The ideas of the exhibition originated in the discovery, during the last long vacation, among material which had hitherto been unsorted, of an eighteenth century edition of Gellert's Fables, published in Amsterdam in 1772, in which the point of the little moral tales is beautifully complemented by a series of vivid and lively copper-plate engravings, which are hand coloured. The Director of the Gallery, Rodney Wilson, has a particular interest in Dutch art and when he was shown the volume – remarkable for the elegance of its printing as well as its illustration – he said, "What else have you like this?" The Library, in fact, had a good deal in its rare books collection, and most of what will be exhibited has been lent by the University. Most of the books were known to Mr Erwin and Mr Stevens but as they began to explore the collection they found unexpected treasures. They knew of the "Nuremberg Chronicle" for example, a history of the then-known world, printed by Anton Koberger in 1493 (this is the oldest book in the exhibition), as they did of a superb herbal by Charles de L'Ecluse, published in Antwerp by the Plantin Press in 1601, and of the splendid facsimile edition of Chaucer's works – the so-called "Kelmscott Chaucer" (1 896) – printed by William Morris with illustrations by Burne-Jones. But Edward Lear's Journal of a landscape painter in Southern Calabria (1852) with sensitively executed topographical views was new to them, as was Richard Doyle's In Fairyland (1875), a fine example of a nineteenth century illustrated children's book. Private collectors in Christchurch have lent items, as have other libraries throughout New Zealand. The Alexander Turnbull Library for example, has made available one of the most celebrated illustrated books of the twentieth century, the Golden Cockerel Press edition of the Four Gospels (1931) designed and with wood engravings by Eric Gill. The Robert McDougall Art Gallery itself has contributed material, notably a page from William Blake's Book of Job (1826) which it has only recently acquired.

This association of words and images can be traced back much earlier than the invention of printing of course. In Chinese calligraphy the word is the image and there will be examples of this. Greek pottery often links words and images too, and the University of Canterbury is lending a cup from the Logie Collection to show this aspect of the association. Illuminated manuscripts from the medieval period marvellously combine text and illustration and two fragments from Books of Hours are being borrowed from the Alfred and lsobel Reed Collection in the Dunedin Public Library.
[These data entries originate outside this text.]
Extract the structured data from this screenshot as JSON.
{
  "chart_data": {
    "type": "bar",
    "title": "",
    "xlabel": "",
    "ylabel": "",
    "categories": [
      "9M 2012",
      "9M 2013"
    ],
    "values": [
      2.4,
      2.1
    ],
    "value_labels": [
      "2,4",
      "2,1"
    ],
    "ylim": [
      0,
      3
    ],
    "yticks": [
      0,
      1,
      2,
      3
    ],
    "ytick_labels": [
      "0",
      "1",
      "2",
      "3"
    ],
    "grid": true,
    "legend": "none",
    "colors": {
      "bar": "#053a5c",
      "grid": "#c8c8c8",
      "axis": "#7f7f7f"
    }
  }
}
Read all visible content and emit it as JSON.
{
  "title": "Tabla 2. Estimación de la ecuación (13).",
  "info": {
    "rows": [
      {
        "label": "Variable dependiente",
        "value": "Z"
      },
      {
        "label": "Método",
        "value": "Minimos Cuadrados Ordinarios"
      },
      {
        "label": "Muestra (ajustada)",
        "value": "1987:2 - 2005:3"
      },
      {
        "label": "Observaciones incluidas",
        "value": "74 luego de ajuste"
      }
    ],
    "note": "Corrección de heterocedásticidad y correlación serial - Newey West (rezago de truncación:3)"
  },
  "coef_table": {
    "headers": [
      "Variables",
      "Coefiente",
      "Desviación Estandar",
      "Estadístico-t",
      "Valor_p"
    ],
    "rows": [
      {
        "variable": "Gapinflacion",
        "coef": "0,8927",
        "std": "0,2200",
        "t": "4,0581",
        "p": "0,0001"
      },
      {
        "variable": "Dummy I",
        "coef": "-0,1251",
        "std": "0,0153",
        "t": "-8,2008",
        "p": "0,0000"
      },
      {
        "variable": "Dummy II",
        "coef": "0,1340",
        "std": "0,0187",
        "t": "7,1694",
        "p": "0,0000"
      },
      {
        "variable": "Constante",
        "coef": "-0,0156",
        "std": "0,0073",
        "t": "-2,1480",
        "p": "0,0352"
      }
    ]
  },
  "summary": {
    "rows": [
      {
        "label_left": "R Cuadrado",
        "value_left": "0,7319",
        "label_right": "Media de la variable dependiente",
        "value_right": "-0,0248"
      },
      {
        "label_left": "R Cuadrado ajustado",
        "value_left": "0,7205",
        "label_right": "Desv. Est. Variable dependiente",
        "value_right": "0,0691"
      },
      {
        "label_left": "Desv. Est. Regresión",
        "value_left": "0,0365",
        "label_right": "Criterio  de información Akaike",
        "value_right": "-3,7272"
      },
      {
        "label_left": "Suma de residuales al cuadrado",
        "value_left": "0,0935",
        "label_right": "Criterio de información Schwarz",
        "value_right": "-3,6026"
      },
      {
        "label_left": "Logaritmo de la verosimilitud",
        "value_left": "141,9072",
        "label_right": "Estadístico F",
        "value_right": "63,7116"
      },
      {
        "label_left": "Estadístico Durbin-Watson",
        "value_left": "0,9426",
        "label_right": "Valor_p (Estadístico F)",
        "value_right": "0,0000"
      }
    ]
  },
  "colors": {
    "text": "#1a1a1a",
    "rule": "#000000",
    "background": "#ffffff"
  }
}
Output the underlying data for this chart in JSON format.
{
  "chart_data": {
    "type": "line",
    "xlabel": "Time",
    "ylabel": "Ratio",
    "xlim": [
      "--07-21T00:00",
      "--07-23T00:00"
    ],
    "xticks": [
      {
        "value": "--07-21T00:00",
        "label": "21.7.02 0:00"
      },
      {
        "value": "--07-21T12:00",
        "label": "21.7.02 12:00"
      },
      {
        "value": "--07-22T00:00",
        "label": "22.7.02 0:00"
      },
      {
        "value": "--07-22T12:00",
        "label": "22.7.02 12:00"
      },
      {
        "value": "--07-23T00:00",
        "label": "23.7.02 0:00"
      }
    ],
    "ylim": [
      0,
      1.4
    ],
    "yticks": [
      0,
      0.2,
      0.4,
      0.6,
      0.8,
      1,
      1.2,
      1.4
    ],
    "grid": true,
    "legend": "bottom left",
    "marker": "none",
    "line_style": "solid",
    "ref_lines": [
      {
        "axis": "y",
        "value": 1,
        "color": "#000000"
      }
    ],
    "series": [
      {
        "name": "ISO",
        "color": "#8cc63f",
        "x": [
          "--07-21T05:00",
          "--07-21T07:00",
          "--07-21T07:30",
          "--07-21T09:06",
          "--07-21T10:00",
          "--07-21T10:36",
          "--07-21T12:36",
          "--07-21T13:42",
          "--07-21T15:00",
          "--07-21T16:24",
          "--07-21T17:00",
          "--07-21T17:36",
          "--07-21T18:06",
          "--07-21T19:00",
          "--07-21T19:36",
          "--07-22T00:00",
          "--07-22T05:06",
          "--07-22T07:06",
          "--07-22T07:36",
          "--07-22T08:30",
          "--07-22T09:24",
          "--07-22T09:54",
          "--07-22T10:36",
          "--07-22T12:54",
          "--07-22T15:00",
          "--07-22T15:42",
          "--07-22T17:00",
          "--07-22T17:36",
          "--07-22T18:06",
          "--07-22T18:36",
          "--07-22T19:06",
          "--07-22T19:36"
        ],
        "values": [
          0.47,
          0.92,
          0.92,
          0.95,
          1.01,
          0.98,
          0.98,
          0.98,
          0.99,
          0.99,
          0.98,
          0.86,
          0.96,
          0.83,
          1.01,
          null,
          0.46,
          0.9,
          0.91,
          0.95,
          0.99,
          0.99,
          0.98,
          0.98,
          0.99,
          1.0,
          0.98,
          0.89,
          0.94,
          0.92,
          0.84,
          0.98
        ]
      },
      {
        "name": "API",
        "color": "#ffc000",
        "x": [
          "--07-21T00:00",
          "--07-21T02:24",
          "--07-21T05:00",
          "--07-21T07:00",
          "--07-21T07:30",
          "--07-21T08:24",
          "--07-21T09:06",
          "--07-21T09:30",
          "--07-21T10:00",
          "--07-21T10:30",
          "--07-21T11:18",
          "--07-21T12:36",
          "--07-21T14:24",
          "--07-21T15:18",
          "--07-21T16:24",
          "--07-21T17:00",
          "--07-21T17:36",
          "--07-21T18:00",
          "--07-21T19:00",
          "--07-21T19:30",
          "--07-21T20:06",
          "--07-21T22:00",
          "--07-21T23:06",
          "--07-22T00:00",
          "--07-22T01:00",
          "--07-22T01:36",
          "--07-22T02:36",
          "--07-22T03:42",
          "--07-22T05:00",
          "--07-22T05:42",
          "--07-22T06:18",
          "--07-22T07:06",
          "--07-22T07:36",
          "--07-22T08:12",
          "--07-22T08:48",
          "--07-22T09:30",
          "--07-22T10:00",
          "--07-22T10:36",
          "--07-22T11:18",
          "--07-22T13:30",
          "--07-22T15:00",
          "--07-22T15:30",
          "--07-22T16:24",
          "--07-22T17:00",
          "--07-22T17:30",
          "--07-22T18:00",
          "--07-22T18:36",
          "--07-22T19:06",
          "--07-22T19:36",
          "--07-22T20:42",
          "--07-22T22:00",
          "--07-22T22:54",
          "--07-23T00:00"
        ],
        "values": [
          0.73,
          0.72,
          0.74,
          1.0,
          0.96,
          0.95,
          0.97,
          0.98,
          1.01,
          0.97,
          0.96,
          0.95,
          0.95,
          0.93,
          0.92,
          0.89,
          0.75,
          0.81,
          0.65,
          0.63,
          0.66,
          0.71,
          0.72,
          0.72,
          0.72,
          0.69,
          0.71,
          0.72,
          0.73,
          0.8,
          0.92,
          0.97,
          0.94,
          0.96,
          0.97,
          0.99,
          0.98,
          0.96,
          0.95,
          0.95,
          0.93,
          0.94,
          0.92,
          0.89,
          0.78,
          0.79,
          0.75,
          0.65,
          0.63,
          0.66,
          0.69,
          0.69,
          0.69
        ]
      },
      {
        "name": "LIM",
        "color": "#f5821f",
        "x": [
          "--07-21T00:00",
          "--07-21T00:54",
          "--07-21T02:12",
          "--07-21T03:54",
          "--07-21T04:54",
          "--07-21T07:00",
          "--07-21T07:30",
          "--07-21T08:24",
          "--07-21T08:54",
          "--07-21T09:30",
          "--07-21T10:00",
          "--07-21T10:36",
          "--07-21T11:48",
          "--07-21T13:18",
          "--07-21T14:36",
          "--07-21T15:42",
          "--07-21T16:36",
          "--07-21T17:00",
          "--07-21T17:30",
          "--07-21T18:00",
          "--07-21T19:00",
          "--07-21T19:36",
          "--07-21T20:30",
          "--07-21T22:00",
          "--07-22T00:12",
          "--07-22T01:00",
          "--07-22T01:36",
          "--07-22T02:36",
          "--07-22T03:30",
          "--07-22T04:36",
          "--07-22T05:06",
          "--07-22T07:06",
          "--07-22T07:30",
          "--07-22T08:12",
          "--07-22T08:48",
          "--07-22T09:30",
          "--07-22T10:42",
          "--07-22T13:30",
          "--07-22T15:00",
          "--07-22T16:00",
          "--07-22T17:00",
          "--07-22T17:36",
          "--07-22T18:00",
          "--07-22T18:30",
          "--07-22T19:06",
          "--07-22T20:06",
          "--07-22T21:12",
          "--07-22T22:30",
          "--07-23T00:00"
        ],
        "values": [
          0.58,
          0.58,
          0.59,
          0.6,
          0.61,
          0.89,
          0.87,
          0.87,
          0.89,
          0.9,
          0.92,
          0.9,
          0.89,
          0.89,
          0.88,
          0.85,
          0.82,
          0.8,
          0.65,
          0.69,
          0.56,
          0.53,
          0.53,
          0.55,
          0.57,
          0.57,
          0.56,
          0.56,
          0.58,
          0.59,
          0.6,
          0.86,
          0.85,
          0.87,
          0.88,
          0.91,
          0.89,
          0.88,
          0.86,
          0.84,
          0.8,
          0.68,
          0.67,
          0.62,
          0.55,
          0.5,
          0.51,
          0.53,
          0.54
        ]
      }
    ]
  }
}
An exhibition of books as works of art – as examples of print-making as well as of fine printing – is probably new to Christchurch. What promises to make it lively and visually stimulating is its variety; examples range from the first volume of the Royal Society of London's Philosophical Transactions of 1665 to Jean de Brunhoff's Babar the Elephant, from a German Bible printed in 1494 to a work printed and illustrated by Leo Bensemann here in Christchurch at the Caxton Press. An audiovisual programme is being prepared to accompany the exhibition which will run until October 5.